AVX_512 support:

AVX512 Support:

I’ve always wondered if the Strix Halo has full AVX512 support or, like other Ryzen 300 AI processors, a dual-pump AVX256.

Since this information is hard to find, I ended up doing something simpler: a small benchmark.

Goal: bench the AVX512_BF16 and see the maximum performance achievable => use a matrix product.

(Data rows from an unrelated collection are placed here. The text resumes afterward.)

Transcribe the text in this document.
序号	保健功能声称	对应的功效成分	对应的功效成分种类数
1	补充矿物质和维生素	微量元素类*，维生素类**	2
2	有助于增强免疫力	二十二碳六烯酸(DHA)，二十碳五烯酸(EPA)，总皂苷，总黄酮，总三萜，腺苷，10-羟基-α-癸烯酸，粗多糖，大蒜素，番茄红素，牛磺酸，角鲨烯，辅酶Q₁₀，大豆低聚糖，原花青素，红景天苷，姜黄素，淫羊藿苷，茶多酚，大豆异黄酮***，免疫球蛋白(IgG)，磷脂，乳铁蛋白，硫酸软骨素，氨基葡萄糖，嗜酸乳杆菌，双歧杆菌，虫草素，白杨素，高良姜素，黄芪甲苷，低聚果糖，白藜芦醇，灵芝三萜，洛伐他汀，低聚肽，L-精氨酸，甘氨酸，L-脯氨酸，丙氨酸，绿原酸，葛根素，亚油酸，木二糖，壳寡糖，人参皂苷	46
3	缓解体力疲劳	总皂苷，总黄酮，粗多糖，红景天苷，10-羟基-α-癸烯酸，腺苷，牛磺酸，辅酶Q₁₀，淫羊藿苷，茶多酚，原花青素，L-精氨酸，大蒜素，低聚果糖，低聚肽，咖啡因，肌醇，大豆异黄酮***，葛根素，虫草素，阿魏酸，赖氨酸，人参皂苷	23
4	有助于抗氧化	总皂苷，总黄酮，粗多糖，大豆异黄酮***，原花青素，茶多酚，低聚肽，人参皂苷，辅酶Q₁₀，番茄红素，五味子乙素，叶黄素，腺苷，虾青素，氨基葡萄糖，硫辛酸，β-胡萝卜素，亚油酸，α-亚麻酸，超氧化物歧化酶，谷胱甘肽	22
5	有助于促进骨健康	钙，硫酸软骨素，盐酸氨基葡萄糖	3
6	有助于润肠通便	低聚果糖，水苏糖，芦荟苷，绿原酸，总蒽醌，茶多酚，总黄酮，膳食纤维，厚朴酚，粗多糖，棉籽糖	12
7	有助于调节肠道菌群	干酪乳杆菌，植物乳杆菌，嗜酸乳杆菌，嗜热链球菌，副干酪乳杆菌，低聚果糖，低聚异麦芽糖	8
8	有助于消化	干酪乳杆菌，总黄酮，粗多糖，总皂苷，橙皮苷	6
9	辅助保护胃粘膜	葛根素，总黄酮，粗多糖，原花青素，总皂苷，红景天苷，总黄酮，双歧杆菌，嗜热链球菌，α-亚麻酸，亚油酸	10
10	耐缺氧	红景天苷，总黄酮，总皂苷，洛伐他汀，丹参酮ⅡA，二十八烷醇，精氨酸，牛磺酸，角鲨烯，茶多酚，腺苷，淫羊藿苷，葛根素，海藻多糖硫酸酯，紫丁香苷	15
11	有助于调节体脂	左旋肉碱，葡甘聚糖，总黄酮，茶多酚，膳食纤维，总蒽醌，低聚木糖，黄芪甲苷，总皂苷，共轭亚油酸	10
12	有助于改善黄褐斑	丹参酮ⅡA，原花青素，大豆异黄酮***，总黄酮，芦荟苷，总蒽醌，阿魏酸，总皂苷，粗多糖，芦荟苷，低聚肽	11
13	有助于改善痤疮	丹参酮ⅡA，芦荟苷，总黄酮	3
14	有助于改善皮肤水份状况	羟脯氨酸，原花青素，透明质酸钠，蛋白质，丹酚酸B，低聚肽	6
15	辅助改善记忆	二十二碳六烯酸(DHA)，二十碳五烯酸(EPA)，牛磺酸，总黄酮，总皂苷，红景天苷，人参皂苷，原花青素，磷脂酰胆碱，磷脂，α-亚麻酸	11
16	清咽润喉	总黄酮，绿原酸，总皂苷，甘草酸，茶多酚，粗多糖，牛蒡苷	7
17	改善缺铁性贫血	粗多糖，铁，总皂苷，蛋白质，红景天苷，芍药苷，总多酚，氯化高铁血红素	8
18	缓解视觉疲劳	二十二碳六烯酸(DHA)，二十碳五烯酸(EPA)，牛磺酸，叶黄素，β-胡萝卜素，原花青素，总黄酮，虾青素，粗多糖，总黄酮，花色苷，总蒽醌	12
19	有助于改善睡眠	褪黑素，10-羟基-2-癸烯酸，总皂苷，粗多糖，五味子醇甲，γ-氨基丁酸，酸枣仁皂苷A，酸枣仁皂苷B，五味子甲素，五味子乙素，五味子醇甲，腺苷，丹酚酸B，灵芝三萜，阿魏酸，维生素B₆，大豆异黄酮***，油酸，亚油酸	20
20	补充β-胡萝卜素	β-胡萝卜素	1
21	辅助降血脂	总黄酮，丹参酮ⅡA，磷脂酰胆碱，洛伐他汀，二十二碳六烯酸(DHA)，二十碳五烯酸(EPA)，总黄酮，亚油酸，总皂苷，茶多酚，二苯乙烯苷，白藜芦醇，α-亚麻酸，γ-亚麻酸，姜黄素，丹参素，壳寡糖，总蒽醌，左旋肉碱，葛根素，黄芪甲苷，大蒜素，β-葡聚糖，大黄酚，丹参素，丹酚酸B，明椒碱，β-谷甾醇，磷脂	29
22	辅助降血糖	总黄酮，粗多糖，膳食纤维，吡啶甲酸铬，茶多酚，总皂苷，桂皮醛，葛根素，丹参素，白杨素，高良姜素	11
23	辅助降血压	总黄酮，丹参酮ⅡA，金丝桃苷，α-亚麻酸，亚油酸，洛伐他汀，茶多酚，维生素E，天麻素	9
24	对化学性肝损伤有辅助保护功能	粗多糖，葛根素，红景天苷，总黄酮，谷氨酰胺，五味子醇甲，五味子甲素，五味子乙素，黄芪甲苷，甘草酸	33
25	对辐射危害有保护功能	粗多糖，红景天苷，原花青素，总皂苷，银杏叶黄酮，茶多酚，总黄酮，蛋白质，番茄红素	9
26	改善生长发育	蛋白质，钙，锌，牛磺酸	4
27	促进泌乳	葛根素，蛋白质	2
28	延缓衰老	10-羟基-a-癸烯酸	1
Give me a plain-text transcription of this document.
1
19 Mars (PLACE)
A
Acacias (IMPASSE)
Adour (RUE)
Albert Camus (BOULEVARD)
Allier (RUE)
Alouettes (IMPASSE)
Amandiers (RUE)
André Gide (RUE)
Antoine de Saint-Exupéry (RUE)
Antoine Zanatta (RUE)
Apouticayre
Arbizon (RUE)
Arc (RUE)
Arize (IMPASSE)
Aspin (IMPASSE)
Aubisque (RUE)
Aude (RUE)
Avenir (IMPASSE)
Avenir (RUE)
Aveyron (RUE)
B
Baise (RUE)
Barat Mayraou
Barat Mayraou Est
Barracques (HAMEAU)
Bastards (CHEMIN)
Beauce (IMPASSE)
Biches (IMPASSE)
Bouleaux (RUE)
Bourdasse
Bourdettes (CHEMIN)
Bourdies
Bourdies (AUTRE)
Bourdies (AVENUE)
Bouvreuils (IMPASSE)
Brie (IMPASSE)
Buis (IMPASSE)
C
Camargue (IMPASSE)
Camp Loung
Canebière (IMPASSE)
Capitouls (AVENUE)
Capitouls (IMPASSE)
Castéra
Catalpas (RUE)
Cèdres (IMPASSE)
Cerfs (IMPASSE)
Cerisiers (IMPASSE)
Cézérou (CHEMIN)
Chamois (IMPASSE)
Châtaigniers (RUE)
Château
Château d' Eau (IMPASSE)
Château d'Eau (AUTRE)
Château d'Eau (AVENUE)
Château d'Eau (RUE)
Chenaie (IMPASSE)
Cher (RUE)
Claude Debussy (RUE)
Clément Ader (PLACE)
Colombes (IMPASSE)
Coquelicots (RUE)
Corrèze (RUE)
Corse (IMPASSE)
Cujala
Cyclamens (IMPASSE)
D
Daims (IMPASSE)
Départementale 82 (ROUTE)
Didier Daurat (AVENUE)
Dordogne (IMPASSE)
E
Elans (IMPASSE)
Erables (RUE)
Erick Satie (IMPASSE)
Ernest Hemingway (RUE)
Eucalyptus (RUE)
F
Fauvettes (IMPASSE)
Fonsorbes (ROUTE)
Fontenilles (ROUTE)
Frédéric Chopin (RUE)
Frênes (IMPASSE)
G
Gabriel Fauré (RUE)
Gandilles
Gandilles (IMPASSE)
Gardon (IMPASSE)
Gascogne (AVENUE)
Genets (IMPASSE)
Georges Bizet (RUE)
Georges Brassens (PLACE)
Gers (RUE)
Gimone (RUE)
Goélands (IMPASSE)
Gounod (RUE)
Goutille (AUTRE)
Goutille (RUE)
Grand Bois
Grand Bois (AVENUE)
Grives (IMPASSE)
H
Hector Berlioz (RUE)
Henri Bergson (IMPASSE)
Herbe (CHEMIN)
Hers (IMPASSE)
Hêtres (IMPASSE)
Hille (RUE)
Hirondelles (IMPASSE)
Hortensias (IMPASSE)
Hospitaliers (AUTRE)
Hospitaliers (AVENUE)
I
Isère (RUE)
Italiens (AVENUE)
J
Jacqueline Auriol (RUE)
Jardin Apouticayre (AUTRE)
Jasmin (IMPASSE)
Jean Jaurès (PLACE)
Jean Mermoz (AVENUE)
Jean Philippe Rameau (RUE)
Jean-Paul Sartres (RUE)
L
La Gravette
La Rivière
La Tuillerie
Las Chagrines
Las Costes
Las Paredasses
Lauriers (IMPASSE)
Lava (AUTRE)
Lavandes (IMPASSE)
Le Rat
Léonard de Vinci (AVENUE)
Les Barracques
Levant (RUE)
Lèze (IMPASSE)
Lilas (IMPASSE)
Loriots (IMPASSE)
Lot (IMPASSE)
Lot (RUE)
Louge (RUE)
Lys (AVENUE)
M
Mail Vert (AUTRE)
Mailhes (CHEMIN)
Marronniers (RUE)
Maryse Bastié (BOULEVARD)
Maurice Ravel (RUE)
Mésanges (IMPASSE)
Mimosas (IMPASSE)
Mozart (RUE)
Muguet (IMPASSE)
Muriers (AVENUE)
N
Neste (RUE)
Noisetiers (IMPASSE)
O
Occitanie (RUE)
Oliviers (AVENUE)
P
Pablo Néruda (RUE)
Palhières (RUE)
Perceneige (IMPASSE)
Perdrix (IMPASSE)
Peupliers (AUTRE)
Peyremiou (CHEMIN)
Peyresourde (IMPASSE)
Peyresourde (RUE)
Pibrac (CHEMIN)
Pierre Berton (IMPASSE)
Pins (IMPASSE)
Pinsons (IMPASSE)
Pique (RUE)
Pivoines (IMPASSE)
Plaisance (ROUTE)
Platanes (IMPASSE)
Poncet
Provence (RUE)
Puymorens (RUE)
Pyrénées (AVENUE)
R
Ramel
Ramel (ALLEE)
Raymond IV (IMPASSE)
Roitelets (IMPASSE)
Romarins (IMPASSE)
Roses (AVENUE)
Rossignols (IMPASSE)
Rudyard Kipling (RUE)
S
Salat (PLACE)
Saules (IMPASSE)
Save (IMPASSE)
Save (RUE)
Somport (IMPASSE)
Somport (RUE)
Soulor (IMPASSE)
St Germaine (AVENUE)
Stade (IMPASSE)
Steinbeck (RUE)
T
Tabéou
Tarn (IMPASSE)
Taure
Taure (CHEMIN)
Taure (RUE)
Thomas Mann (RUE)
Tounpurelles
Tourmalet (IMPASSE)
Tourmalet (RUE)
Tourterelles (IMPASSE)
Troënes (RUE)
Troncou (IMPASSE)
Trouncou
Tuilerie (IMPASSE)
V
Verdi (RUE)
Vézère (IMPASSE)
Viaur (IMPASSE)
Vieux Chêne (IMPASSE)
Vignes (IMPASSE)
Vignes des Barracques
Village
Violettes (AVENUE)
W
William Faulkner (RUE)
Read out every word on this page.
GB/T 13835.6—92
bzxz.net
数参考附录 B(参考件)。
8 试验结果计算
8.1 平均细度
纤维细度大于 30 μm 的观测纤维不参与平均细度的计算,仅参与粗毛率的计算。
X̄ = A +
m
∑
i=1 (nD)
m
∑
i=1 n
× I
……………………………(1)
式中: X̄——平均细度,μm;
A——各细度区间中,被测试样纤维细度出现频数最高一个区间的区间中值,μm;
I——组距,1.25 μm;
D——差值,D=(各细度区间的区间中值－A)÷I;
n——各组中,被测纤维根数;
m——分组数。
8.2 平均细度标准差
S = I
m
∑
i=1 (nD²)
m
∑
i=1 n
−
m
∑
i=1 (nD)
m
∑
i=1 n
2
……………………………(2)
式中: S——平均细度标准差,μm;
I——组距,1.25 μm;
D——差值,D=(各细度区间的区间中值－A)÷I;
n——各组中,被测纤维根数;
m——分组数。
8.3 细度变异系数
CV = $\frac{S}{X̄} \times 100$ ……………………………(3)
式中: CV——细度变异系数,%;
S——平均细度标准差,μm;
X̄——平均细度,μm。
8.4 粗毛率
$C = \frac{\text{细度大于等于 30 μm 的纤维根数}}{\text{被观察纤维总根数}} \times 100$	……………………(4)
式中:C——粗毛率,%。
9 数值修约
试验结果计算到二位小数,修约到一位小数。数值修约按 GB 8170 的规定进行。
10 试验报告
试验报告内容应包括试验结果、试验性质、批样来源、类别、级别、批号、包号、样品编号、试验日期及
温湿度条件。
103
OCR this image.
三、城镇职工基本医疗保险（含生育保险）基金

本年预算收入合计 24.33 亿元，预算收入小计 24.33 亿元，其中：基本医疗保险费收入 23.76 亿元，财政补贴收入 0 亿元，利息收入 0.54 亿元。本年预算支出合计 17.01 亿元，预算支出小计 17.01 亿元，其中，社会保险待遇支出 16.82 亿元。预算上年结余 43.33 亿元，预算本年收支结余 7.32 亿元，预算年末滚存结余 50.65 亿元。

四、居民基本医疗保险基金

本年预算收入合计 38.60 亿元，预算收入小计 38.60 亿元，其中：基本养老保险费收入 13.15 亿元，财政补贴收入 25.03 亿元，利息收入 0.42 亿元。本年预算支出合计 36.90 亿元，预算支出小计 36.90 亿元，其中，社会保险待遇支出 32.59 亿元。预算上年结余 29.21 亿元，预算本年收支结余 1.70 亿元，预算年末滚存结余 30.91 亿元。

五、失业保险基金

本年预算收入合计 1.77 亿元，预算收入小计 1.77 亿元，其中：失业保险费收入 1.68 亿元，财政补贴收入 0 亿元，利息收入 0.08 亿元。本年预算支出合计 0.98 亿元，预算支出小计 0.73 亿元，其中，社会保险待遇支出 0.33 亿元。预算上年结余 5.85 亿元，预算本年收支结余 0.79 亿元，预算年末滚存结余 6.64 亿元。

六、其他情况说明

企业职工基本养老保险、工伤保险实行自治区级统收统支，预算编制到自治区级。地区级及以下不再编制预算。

The goal isn’t to have a fully operational gemm to start with, but simply to evaluate the number of AVX512 overclocks possible.

Here are some results obtained.

  • For reference, an “old” FW16 with a 7940HS: 8 Zen 4 cores, with a “simple” dual-pump AVX256:
    => 2063.51 GFlop/s.

  • and a FD with a ryzen ai max+ 395: 16 zen5 core.
    => with 8 thead active => 4409.93 GFlop/s
    => with 16 threads active => 7873.82 GFlop/s

so:

  • zen4 can do 64 FLOP/cycle/core (32 mul and 32 add) with BF16
    (in fact 2xFMA_AVX256 + 2xFADD_AVX256 per core)
  • zen5_full can do 128 FLOP/cycle/core (64 mul and 64 add) with BF16
    (in fact 2xFMA_AVX512 + 2xFADD_AVX512 per core)

So yes the zen5 core on the max+ 395 is the same as the desktop zen5 (ryzen 9XX0)!

1 Like

I bench with FP32 and get ~4 Tflop/s
I expected (not tested) ~ 2TFop/s with FP64 (ie 2x more than the 928 Glop/s possible with the GPU :wink: ) but did not bench it.

Then my expectation is correct. Thank you for the confirmation.